The Great Debate ~ Russell Pearce
September 20, 2014
Suicide
September 23, 2014

Divorce

I almost cringe just typing the word on my laptop. I am one of the lucky ones that married her high school sweetheart. Statistically speaking, we never should have made it down the aisle; yet alone been together for almost 1/3 of my life. Yep next year on my 27th birthday we will have been together for 9 years and 2 days. Scary right? People always call us newlyweds and dote over our affection towards one another. I was fortunate to marry a stand up guy that I know I can count on in the good times and bad.

I think if you want to fall in love it’s better to experience it young; in college or even, in our case, as young as high school. But, on the flip side people should wait at least 3-4 years to get married. You should really know someone, have graduated, and be in a place where you can start your life. It’s easy to meet people when you are in school. I ended up in classes with the same people every semester. It’s less intimidating to date when you’re in the school setting because essentially everyone is in the same boat. You may care about the car he drives but even a hooptie is acceptable if he’s eating top ramen every night to take you to a nice restaurant because you see potential in him.
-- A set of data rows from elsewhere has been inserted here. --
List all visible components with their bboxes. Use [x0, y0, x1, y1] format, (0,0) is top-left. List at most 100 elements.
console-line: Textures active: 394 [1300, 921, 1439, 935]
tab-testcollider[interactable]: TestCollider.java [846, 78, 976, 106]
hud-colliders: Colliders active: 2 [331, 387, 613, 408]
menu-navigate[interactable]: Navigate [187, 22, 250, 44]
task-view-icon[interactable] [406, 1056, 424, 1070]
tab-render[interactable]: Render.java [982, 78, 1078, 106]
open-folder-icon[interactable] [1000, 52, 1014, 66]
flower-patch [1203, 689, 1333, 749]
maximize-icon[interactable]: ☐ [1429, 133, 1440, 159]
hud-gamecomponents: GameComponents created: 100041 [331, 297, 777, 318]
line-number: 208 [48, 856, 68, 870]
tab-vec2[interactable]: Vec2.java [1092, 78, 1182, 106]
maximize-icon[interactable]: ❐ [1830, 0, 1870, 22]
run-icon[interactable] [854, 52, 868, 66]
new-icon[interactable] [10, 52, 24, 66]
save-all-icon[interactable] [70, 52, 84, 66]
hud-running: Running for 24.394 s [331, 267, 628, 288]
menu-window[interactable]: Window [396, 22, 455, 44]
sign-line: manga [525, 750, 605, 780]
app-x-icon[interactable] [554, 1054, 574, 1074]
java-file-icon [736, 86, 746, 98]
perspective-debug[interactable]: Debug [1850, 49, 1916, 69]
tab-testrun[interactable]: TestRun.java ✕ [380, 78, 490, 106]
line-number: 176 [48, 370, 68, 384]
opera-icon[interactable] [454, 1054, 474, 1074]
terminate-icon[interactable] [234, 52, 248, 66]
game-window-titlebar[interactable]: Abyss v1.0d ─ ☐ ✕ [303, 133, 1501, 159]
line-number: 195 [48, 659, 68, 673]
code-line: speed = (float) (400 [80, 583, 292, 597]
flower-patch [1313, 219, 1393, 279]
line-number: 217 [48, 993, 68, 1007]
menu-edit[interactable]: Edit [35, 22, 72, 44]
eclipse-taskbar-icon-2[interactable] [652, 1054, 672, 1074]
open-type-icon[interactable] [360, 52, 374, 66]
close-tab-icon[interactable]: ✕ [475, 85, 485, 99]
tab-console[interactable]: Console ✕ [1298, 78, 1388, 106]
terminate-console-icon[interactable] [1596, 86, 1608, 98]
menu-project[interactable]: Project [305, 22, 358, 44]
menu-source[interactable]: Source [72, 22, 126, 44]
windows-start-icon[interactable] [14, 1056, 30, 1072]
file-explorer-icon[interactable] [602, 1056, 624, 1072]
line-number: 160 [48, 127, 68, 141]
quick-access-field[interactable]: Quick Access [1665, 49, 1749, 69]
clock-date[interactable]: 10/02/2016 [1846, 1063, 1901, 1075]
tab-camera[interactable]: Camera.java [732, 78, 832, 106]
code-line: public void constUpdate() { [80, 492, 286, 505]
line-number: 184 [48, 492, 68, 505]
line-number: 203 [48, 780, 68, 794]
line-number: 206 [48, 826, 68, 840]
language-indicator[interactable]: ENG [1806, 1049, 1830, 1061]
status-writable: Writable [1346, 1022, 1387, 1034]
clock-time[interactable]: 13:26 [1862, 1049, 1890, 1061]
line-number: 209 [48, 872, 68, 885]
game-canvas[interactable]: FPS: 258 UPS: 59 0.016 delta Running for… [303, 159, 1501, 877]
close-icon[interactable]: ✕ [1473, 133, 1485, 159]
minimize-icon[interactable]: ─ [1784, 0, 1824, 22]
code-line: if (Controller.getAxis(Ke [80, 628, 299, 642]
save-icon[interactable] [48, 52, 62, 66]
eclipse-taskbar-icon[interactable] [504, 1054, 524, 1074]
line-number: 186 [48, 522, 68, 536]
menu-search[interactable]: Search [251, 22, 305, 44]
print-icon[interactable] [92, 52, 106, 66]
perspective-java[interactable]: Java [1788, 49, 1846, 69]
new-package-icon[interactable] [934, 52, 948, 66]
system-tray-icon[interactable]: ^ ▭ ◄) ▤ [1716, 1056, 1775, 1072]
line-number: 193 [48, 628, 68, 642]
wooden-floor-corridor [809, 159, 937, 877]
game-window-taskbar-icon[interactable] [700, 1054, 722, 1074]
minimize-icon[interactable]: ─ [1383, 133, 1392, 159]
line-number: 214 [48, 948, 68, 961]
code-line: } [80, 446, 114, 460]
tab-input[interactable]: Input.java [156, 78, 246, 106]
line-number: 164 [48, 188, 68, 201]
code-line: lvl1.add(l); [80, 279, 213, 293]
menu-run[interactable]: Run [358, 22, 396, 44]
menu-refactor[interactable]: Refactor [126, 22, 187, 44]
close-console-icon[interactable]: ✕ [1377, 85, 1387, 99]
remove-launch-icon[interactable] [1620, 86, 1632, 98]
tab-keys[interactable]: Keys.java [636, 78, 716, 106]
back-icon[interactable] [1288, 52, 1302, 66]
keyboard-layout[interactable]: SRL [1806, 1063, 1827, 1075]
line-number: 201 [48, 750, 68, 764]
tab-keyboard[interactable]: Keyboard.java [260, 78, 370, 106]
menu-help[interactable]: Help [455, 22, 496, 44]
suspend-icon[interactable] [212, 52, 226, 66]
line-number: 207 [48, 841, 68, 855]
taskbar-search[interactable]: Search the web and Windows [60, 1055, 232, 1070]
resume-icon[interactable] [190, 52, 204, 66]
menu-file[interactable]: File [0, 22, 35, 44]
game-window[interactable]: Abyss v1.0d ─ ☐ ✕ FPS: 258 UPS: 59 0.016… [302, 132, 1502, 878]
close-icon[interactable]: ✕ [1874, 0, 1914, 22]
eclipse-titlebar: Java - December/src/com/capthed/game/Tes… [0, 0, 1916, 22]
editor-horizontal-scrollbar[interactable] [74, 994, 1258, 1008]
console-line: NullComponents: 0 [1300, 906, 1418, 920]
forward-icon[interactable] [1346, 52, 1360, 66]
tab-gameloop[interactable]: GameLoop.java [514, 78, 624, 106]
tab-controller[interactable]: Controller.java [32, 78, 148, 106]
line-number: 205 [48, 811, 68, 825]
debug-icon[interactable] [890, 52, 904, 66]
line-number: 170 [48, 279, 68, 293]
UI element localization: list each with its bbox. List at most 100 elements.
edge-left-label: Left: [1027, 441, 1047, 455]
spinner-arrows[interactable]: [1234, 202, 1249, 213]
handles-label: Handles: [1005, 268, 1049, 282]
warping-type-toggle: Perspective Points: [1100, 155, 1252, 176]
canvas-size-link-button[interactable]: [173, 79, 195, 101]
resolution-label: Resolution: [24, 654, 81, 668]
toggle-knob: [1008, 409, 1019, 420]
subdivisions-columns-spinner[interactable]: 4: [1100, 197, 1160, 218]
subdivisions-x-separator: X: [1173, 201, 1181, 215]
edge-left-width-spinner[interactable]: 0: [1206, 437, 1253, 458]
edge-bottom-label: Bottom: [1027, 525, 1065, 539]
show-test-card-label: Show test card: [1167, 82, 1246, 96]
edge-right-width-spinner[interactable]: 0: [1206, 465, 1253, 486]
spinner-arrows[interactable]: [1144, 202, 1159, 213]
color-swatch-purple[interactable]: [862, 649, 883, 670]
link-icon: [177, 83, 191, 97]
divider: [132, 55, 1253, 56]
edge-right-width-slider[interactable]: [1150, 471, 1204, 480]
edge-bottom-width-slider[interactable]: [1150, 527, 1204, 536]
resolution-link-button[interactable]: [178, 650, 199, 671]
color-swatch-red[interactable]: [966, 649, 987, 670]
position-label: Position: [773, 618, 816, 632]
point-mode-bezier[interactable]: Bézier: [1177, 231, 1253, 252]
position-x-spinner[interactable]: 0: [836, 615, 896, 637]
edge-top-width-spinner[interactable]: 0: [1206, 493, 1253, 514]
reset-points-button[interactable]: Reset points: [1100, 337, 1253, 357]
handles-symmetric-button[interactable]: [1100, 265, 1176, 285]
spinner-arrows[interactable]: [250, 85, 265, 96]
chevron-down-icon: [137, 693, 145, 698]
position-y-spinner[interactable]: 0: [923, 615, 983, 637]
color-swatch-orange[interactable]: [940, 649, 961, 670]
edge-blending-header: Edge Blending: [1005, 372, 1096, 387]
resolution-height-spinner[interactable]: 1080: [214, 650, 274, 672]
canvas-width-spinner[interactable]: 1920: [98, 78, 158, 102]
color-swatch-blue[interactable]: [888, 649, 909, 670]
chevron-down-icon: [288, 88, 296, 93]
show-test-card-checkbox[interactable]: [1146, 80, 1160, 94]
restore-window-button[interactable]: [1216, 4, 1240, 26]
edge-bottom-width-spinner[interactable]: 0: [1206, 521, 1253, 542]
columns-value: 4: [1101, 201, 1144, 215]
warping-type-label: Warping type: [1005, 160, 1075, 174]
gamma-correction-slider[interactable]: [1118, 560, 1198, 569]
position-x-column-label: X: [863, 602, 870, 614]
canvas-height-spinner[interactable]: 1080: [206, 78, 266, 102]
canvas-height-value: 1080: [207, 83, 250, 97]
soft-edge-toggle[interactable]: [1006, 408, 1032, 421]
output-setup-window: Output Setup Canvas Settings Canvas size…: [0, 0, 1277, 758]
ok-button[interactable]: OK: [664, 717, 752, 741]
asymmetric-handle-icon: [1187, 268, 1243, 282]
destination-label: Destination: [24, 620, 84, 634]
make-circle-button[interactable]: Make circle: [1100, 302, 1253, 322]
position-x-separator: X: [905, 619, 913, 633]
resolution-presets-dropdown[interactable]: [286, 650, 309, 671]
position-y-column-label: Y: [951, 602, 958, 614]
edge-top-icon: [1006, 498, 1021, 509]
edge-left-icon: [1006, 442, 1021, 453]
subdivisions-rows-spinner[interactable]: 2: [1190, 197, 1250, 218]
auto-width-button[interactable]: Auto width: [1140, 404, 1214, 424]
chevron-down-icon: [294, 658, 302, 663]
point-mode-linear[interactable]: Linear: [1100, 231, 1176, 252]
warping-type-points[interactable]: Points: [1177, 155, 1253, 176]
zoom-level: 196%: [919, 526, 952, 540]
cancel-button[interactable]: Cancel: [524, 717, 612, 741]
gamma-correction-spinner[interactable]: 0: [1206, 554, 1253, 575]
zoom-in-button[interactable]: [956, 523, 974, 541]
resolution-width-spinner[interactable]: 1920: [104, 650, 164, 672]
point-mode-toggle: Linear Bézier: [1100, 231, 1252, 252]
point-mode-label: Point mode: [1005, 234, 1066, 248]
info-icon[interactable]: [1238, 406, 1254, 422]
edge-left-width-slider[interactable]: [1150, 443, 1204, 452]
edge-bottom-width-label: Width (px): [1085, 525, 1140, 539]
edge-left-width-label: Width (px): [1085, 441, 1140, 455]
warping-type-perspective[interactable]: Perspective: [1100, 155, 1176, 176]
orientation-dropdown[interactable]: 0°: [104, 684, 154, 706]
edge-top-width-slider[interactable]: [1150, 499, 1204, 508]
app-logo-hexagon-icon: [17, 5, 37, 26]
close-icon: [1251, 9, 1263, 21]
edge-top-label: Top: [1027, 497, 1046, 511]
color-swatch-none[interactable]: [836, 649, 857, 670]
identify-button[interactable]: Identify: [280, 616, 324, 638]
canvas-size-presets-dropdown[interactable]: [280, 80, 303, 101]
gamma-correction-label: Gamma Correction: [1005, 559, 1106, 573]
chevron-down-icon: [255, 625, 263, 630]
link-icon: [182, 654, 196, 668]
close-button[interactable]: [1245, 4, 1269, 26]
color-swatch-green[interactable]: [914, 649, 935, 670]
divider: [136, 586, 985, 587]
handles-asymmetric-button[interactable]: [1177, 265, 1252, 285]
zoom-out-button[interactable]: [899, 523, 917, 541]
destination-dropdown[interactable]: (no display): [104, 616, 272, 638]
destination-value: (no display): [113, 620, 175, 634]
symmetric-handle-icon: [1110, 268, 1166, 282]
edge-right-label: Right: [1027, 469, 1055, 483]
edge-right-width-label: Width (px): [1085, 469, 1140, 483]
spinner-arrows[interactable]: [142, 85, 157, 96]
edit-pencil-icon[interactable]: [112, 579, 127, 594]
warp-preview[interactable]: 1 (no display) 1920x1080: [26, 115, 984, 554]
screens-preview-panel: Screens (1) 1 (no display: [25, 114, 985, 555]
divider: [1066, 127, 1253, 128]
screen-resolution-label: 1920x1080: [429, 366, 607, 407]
I think people have gotten so socially awkward and blunt from the texting and twitter revolution that the hook up culture has over taken the traditional institutions of dating and marriage. The story usually goes like this: there is this guy/ gal I’m interested in and I don’t know if I like them like that yet so we’re just going to see where it goes. I can tell you from experience if you aren’t even sure you like them, you’re with the wrong person. Most people I know that married young and quickly are now divorced. I actually know people that in the time I’ve been with my husband have dated, married, divorced, dated someone else and remarried. In college we called that a serial monogamist.

But why is the millennial generation less inclined to say “I do” and stay married? I guess it’s easy to blame helicopter parents who over indulge us with technology and material possessions to the point that we consider growing up a deliberate choice to be poor. It seems like my generation has no concept of responsibility. It’s hard to make a marriage work and maybe texting has completely ruined all of our social skills to the point we don’t make eye contact when someone is talking to us. As you may know, kissing most certainly starts with eye contact. Relationships at their most basic level involve kissing a friend. If you are kissing a stranger in a bar you are part of the hook up culture and have certainly failed to look for a meaningful connection in your phil ering. So that’s where it starts and ends it’s like the video says: look up from the phone.